Diğerleri anlamıyordu ne dediğimizdi. Berkay yanıma geldi ve kulağıma:
"Hastane güzeli, yavru Batman ne dedi?" diye kulağıma fısıldadı.
"Ne yapacaksın yakışıklı refakatçim?" dedim. Bu sözlerimden dolayı şoke olmuştu çünkü refakatçim olma fikri kesin aklından bile geçmemişti. Zaten onunla konuşurken tüm tim olarak ona yakışıklı, karizma falan diyorduk çok gururlanıyordu. Berkay gülerek yakasını düzeltti:
"Sayın hastane güzeli, yakışıklı olduğumu ağzınızdan duymak benim için büyük bir onur fakat bugün hepimiz senin refakatçiniz. Yarın ise o sarı abin olacak diğer günlerde… Allah ne verdiyse." dedi. Emirhan gelip ayağımın ucuna oturdu:
"Oğlum hastane güzeli lafı şu an çok uyumlu acaba adını mı değiştirsek?" dedi düşünüyormuş gibi yaparak.
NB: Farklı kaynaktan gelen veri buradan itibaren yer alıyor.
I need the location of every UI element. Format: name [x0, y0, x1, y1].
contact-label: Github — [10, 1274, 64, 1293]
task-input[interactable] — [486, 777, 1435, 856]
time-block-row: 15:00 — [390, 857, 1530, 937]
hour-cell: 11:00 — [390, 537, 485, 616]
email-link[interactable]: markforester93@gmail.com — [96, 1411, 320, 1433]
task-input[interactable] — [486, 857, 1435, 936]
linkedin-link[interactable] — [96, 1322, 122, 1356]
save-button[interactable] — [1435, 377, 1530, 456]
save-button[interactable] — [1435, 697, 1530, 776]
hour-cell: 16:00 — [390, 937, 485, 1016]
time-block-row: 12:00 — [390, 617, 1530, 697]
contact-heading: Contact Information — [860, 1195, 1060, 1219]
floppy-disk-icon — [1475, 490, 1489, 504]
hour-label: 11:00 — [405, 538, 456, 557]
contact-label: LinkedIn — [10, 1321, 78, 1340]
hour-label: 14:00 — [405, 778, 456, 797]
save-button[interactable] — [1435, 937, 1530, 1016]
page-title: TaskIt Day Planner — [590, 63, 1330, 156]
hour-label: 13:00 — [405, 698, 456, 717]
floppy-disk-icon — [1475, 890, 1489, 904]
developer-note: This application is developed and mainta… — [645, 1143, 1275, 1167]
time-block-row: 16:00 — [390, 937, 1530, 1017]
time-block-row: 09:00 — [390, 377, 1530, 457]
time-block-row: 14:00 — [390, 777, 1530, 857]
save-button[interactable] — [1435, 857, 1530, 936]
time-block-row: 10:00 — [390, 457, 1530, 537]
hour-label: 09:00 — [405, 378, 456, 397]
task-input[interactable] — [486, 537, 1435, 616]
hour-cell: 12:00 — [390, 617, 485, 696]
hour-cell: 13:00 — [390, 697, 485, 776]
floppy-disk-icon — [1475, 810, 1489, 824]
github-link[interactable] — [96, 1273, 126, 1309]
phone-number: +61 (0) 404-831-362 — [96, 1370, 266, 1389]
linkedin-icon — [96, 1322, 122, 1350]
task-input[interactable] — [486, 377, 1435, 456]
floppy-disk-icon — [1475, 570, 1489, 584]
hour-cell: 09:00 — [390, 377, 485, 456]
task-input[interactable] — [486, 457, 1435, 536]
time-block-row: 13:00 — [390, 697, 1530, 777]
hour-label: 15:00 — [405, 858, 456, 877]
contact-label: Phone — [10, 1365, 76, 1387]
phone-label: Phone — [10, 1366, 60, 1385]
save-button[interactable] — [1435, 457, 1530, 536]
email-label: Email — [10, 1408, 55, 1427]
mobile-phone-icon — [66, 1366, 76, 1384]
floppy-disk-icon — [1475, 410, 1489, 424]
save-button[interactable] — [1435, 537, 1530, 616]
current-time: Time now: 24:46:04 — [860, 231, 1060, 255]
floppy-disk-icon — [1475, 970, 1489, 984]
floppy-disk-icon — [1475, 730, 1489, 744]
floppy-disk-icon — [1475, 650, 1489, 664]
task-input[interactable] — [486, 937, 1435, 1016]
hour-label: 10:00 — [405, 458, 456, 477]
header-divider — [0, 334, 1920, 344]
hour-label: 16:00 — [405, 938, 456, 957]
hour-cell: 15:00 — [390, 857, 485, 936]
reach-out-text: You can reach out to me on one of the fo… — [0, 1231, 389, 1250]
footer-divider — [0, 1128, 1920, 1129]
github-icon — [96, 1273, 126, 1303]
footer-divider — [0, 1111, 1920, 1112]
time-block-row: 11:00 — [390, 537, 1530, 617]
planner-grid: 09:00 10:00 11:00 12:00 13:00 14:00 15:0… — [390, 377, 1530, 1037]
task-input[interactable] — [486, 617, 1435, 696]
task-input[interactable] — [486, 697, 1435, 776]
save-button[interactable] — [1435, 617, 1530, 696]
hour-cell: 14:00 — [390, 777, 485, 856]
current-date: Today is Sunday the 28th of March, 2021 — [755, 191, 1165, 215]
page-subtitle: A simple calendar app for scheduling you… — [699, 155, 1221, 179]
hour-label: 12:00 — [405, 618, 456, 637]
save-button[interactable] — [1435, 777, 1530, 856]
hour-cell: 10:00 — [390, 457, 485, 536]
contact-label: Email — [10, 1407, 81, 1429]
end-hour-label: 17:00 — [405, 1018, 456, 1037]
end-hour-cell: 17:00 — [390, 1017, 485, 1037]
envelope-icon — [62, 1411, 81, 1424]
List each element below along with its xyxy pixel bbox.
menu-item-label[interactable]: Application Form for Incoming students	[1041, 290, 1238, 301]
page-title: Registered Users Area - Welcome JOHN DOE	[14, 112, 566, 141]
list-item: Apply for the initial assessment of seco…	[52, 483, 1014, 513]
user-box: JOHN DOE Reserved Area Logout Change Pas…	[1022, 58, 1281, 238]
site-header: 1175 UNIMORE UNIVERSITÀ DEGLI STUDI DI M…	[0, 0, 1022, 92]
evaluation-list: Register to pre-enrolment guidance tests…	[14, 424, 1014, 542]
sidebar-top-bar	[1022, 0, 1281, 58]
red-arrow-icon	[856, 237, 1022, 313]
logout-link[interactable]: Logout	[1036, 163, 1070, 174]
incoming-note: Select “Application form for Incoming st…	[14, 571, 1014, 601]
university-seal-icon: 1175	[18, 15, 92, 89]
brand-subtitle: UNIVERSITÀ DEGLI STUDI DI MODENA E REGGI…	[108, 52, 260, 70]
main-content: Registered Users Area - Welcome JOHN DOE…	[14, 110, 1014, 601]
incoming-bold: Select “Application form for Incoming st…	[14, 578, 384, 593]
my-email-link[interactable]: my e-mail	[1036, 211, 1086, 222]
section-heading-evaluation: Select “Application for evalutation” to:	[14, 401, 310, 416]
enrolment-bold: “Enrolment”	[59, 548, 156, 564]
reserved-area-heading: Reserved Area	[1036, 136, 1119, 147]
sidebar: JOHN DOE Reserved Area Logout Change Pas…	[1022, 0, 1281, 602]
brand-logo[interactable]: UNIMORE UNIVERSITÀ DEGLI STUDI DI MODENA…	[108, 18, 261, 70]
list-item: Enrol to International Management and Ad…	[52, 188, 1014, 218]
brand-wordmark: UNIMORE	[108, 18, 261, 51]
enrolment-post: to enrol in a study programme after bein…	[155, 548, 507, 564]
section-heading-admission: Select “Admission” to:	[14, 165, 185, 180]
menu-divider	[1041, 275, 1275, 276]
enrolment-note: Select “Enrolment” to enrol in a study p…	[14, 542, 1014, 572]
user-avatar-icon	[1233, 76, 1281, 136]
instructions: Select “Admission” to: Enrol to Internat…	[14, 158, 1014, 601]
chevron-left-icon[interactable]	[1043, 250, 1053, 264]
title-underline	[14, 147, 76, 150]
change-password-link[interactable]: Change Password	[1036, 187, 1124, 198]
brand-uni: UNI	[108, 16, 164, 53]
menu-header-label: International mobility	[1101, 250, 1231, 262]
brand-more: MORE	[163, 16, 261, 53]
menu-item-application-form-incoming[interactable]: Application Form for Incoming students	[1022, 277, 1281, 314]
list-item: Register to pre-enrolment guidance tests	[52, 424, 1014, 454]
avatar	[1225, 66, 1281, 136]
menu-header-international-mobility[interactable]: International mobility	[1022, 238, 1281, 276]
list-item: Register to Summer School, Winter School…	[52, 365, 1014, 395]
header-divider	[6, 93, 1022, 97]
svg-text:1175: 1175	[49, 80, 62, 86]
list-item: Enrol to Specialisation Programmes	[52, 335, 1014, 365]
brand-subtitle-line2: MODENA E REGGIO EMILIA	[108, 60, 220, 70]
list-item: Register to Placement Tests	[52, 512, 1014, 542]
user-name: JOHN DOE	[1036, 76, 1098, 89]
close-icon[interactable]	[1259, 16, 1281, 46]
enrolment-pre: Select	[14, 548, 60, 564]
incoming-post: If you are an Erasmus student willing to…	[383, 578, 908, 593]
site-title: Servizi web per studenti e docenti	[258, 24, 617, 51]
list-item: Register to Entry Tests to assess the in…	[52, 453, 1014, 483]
"Yalnız benim zaten bir adım var o da Karsu." dedim bunlar galiba bana kedi diye diye adımı kedi koymuştular. Zaten geldiğimden beri bir kere bile adımla seslenmemiştiler. Ezel, Efe, Yasin ve abim de yanıma geldiler, hepsi hasta yatağına oturdu. İnşallah kırılmaz. Berkay yanımdan kalkıp telefonunu çıkardı, önce yakışıklı çıkıyor mu diye kontrol etti ardından yanıma gelip elleriyle saçımı düzeltti. Herkesi açıya aldıktan sonra üç, dört tane farklı pozlarda fotoğrafımızı çekti. " Şimdi üç deyince hepimiz hastane güzeli diyeceğiz tamam mı?" dedi bu çocuk deliydi. "1..2..3" Hepimiz bir ağızdan "HASTANE GÜZELİ!" dedik yüksek bir sesle.